His jaw tightened. “I knew that was exactly how you’d feel…” He took a weary breath. “And I knew you’d want me just to forget it. I can’t do that, honey. It isn’t that simple…”

“It is. Craig. He’ll be up for life if he killed a policeman. They don’t need us. ” Her voice took on an impassioned note. “There is no reason for either of us to be involved anymore. None.

“I’m going,” he said patiently, “to press charges. People get off on technicalities all the time. Maybe it really is an open-and-shut case, but I won’t take that chance.” He snapped the suitcase closed and swung it down to the carpet. “I can’t.” Still moving swiftly, he crossed to the dresser to take a swallow of the drink Sonia had brought him. Their eyes met in the mirror-his as unyielding as steel, hers furious.
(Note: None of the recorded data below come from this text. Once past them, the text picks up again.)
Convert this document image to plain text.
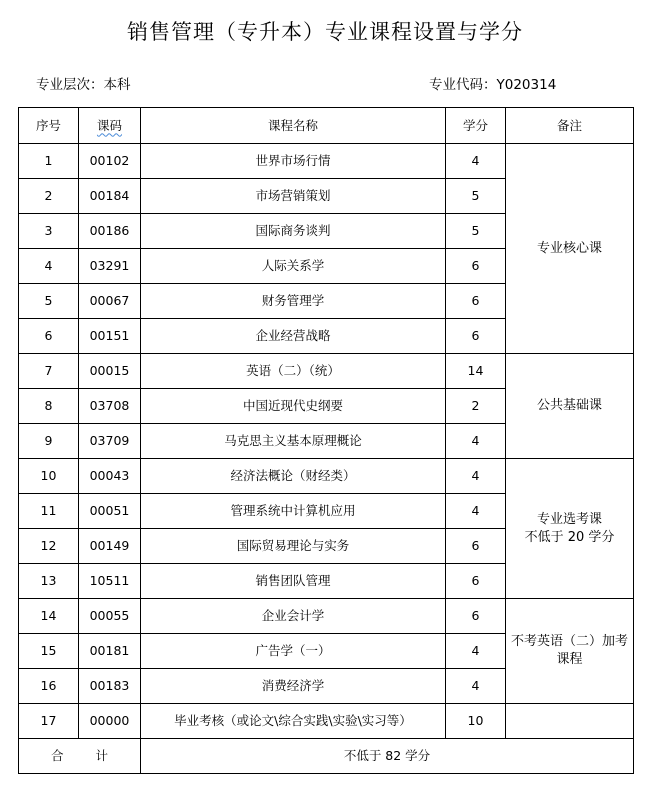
销售管理（专升本）专业课程设置与学分
专业层次：本科	专业代码：Y020314
序号	课码	课程名称	学分	备注
1	00102	世界市场行情	4	专业核心课
2	00184	市场营销策划	5	
3	00186	国际商务谈判	5	
4	03291	人际关系学	6	
5	00067	财务管理学	6	
6	00151	企业经营战略	6	
7	00015	英语（二）（统）	14	公共基础课
8	03708	中国近现代史纲要	2	
9	03709	马克思主义基本原理概论	4	
10	00043	经济法概论（财经类）	4	专业选考课
不低于 20 学分

11	00051	管理系统中计算机应用	4	
12	00149	国际贸易理论与实务	6	
13	10511	销售团队管理	6	
14	00055	企业会计学	6	不考英语（二）加考课程
15	00181	广告学（一）	4	
16	00183	消费经济学	4	
17	00000	毕业考核（或论文\综合实践\实验\实习等）	10	
合 计		不低于 82 学分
“It’s not that I don’t care. Do you think I want anyone else victimized by him?” She shook her head once and then again and then wildly shook it still another time. “I don’t, Craig, but I never want to hear about that man again. I never want to hear anything about that incident again. It’s over for us, and it’s done every bit of damage to our lives that it’s going to do.”

“It is over,” Craig agreed swiftly. “I’ll handle whatever else has to be handled. You won’t have to say a word, be involved in any way-”

“That is not the point.”

Craig’s tone turned iron, his don’t-push-me voice, rarely, rarely used but always unmistakable. “There is no way in hell I’m going to let that man get away with hurting you, without seeing, without knowing that he’s paying for it.”

“That’s it, isn’t it? What you really want to do is punch the man out, settle some score. It’s some male thing for you, Craig, but dammit, what about the two of us?”

An almost ashen color crept over his bronze skin. “I love you,” he said in a low voice, “more than my life.” The words were so simply, so quietly said that she couldn’t believe it when he picked up the suitcase. “The plane leaves at four. I can barely get there on time as it is. When I get back-”

“Craig, he’s a stranger, ” she tried desperately. “You’ve let a stranger all but tear us apart, and for how long now? It’s still happening. You really think if you find some way to hurt him back that it would solve something? What would it solve?” She took a breath, her voice dropping down two shaky octaves. “Everything that matters to us is right here. There’s nothing you can do in Chicago. Nothing. And if you really can’t see that-”

“Don’t,” he snapped bitterly, “say something you don’t mean.”